Threats to BlockChain: Part 2 Sabotage

BlockChain removes intermediation within transactions.  It uses a mathematical technique to prove that someone owns something, and that someone transferred that ownership to someone else.

This replaces a trusted third party in many commercial situations.  For example, being paid for a product, transferring ownership of a house to another person or even when a supplier requires a courier document saying the buyer has received goods.

There are many profitable lines of business made on the lack of trust between parties in all industries. It is unfortunate to say this but there may be considerable pressure on organisations to maintain those lines.  One way of doing this is to sabotage the adoption of a substitute technology adoption for as long as possible.

Why does this affect BC

BlockChain requires two entities to be registered with the BlockChain to enable a transaction.  This is fine if the cost savings between two entities warrant investment in BlockChain enabled payments but not so great if return on investment is predicated on quantity.

Example

For example, in trade finance there is a use case that putting events which cause the provision of financing on a BlockChain will reduce the bureaucracy of document management.  Banks often provide supplier financing when a buyer receives their goods for example.  However, if the supplier sells to many buyers or uses many couriers who confirm to the bank that the goods have been delivered then a large integration activity is required making it less likely this will go ahead.

How will it manifest?

Where a network of entities is required to make the technology work efficiently, then gatekeepers to those existing networks may not be overly helpful in plugging their customers into the new BlockChain network.
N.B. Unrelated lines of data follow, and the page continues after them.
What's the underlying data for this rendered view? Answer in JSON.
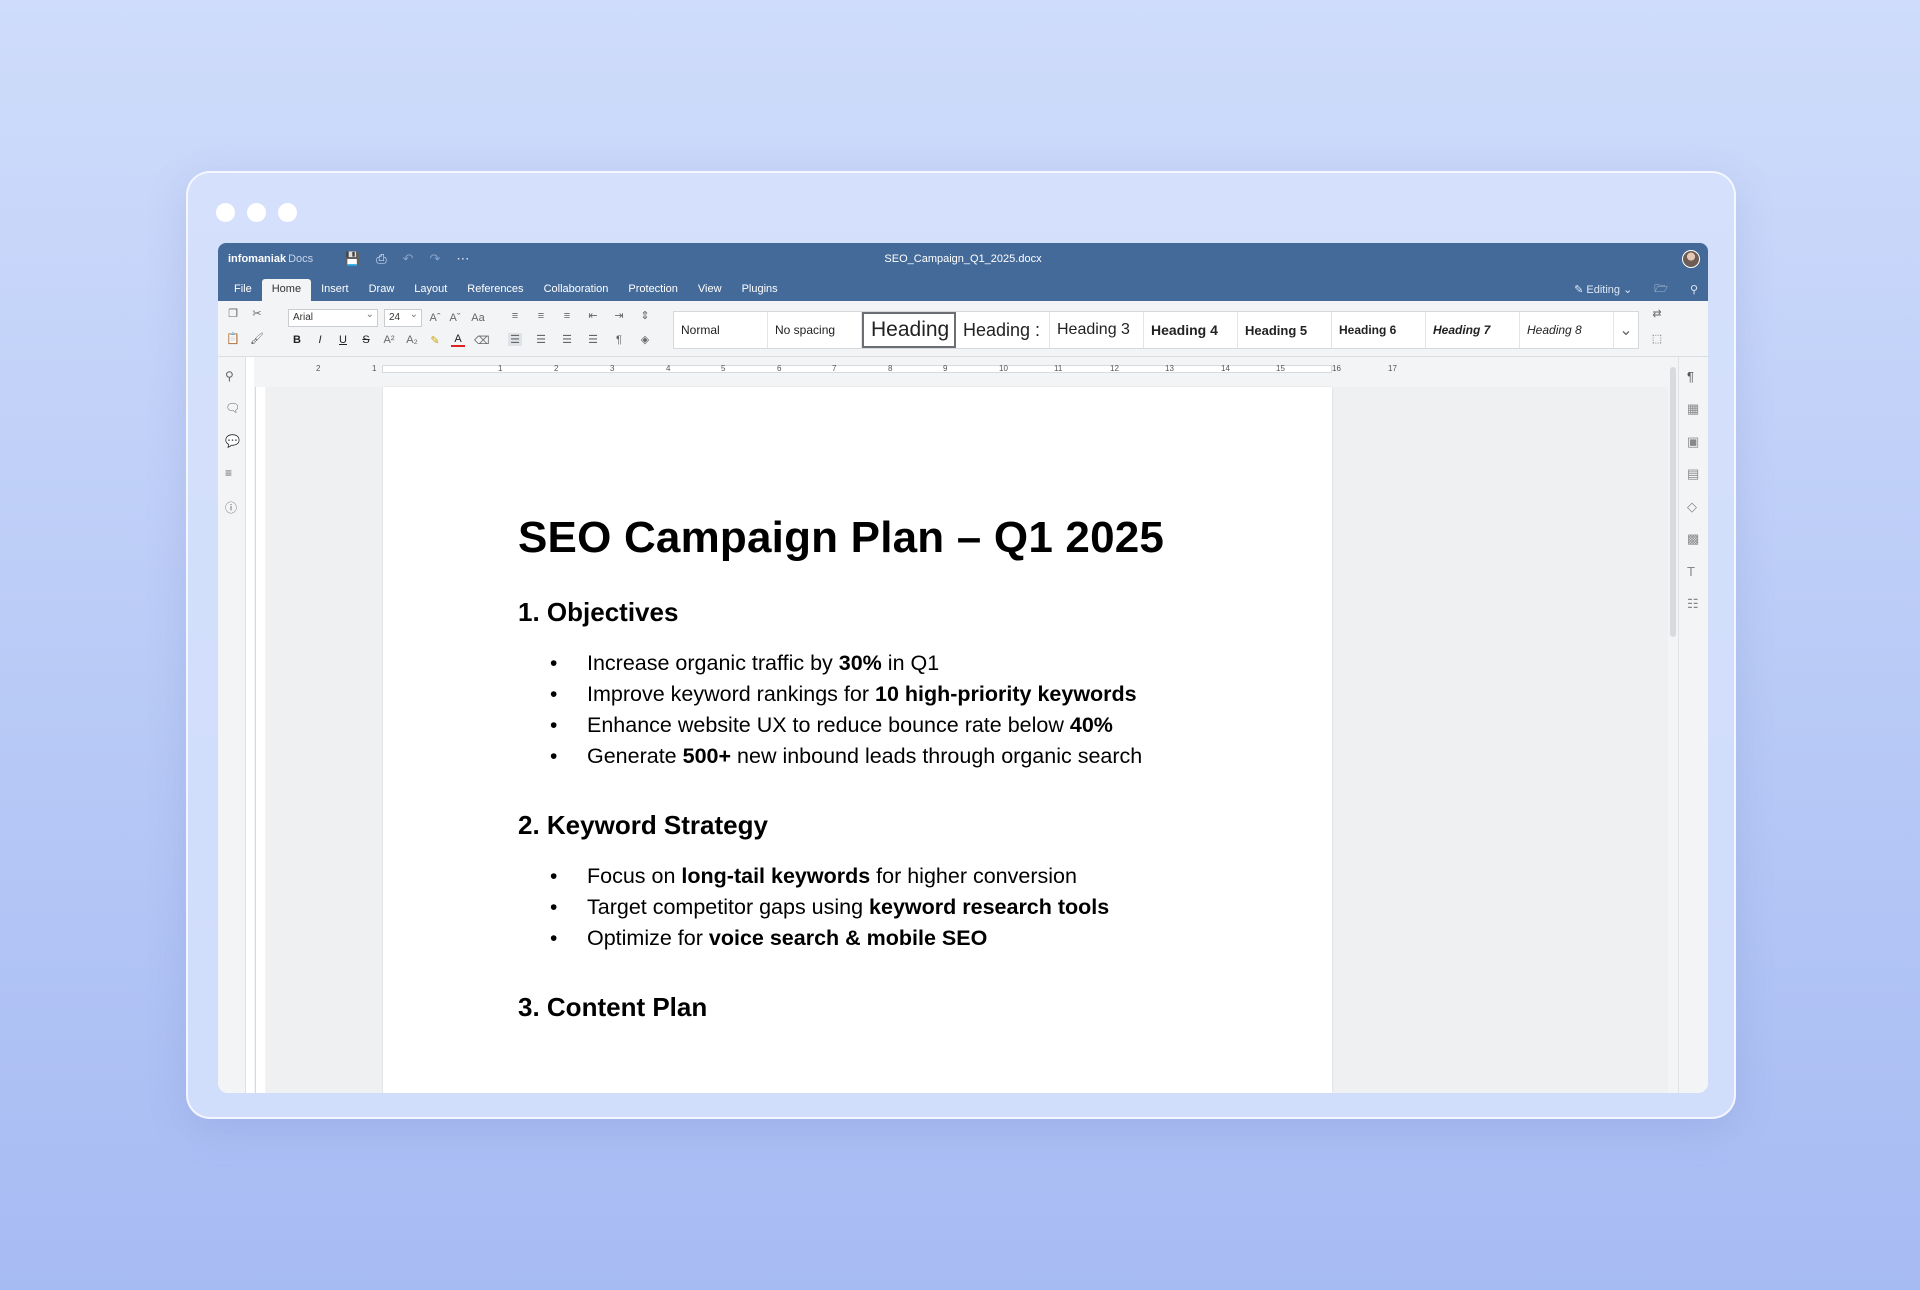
{
  "app": {
    "brand_name": "infomaniak",
    "brand_product": "Docs",
    "document_title": "SEO_Campaign_Q1_2025.docx"
  },
  "menu": {
    "items": [
      "File",
      "Home",
      "Insert",
      "Draw",
      "Layout",
      "References",
      "Collaboration",
      "Protection",
      "View",
      "Plugins"
    ],
    "active": "Home",
    "mode_label": "Editing"
  },
  "toolbar": {
    "font_family": "Arial",
    "font_size": "24",
    "styles": [
      "Normal",
      "No spacing",
      "Heading",
      "Heading :",
      "Heading 3",
      "Heading 4",
      "Heading 5",
      "Heading 6",
      "Heading 7",
      "Heading 8"
    ]
  },
  "ruler": {
    "numbers": [
      "2",
      "1",
      "1",
      "2",
      "3",
      "4",
      "5",
      "6",
      "7",
      "8",
      "9",
      "10",
      "11",
      "12",
      "13",
      "14",
      "15",
      "16",
      "17"
    ]
  },
  "document": {
    "title": "SEO Campaign Plan – Q1 2025",
    "sections": [
      {
        "heading": "1. Objectives",
        "items": [
          [
            {
              "t": "Increase organic traffic by "
            },
            {
              "t": "30%",
              "b": true
            },
            {
              "t": " in Q1"
            }
          ],
          [
            {
              "t": "Improve keyword rankings for "
            },
            {
              "t": "10 high-priority keywords",
              "b": true
            }
          ],
          [
            {
              "t": "Enhance website UX to reduce bounce rate below "
            },
            {
              "t": "40%",
              "b": true
            }
          ],
          [
            {
              "t": "Generate "
            },
            {
              "t": "500+",
              "b": true
            },
            {
              "t": " new inbound leads through organic search"
            }
          ]
        ]
      },
      {
        "heading": "2. Keyword Strategy",
        "items": [
          [
            {
              "t": "Focus on "
            },
            {
              "t": "long-tail keywords",
              "b": true
            },
            {
              "t": " for higher conversion"
            }
          ],
          [
            {
              "t": "Target competitor gaps using "
            },
            {
              "t": "keyword research tools",
              "b": true
            }
          ],
          [
            {
              "t": "Optimize for "
            },
            {
              "t": "voice search & mobile SEO",
              "b": true
            }
          ]
        ]
      },
      {
        "heading": "3. Content Plan",
        "items": []
      }
    ]
  }
}
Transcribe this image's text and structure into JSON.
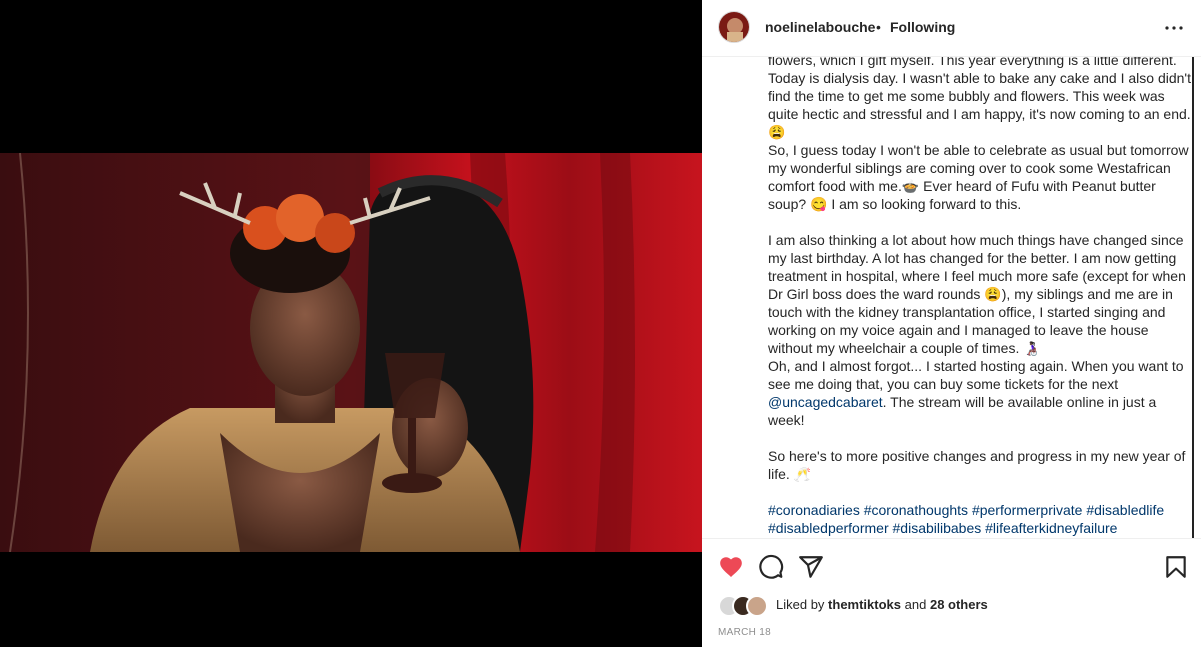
{
  "post": {
    "username": "noelinelabouche",
    "separator": "•",
    "follow_status": "Following",
    "caption": {
      "p1": "flowers, which I gift myself. This year everything is a little different. Today is dialysis day. I wasn't able to bake any cake and I also didn't find the time to get me some bubbly and flowers. This week was quite hectic and stressful and I am happy, it's now coming to an end. 😩",
      "p2": "So, I guess today I won't be able to celebrate as usual but tomorrow my wonderful siblings are coming over to cook some Westafrican comfort food with me.🍲 Ever heard of Fufu with Peanut butter soup? 😋 I am so looking forward to this.",
      "p3": "I am also thinking a lot about how much things have changed since my last birthday. A lot has changed for the better. I am now getting treatment in hospital, where I feel much more safe (except for when Dr Girl boss does the ward rounds 😩), my siblings and me are in touch with the kidney transplantation office, I started singing and working on my voice again and I managed to leave the house without my wheelchair a couple of times. 👩🏿‍🦽",
      "p4_before": "Oh, and I almost forgot... I started hosting again. When you want to see me doing that, you can buy some tickets for the next ",
      "p4_mention": "@uncagedcabaret",
      "p4_after": ". The stream will be available online in just a week!",
      "p5": "So here's to more positive changes and progress in my new year of life. 🥂",
      "hashtags": [
        "#coronadiaries",
        "#coronathoughts",
        "#performerprivate",
        "#disabledlife",
        "#disabledperformer",
        "#disabilibabes",
        "#lifeafterkidneyfailure"
      ]
    },
    "likes": {
      "prefix": "Liked by",
      "user": "themtiktoks",
      "conj": "and",
      "others": "28 others"
    },
    "date": "MARCH 18",
    "icons": {
      "like": "heart-icon",
      "comment": "comment-icon",
      "share": "share-icon",
      "save": "bookmark-icon",
      "more": "more-options-icon"
    },
    "colors": {
      "like_red": "#ed4956",
      "link_blue": "#00376b",
      "text": "#262626",
      "muted": "#8e8e8e"
    }
  }
}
Current gatekeepers are predominantly banks. Banks support transactions by being recognised as ‘governors’ of deposits from which funds are taken to enable a transaction between buyer and seller. If a banks formed a coalition and decided they will not support consumer-level access to the BlockChain then the bank’s benefit from the cost savings of the BlockChain but not consumers.

How to solve it

Governmental support will reduce this ability to block the creation of BlockChain networks.

For example, if a government recognised a BlockChain as a holder of digital currency then retail and corporate account-supplying banks would not hold the only key to accessing a consumer’s money.

Also, if a government decides to put its electronic records of property ownership onto a BlockChain then solicitors will be forced to initiate new users into the technology.

Another method is to BlockChain-enable a current, well-used payment provider such as PayPal.  As this technology is currently enabled across companies world-wide, an adoption of a single BlockChain which is publicly available will suddenly enable millions of consumers.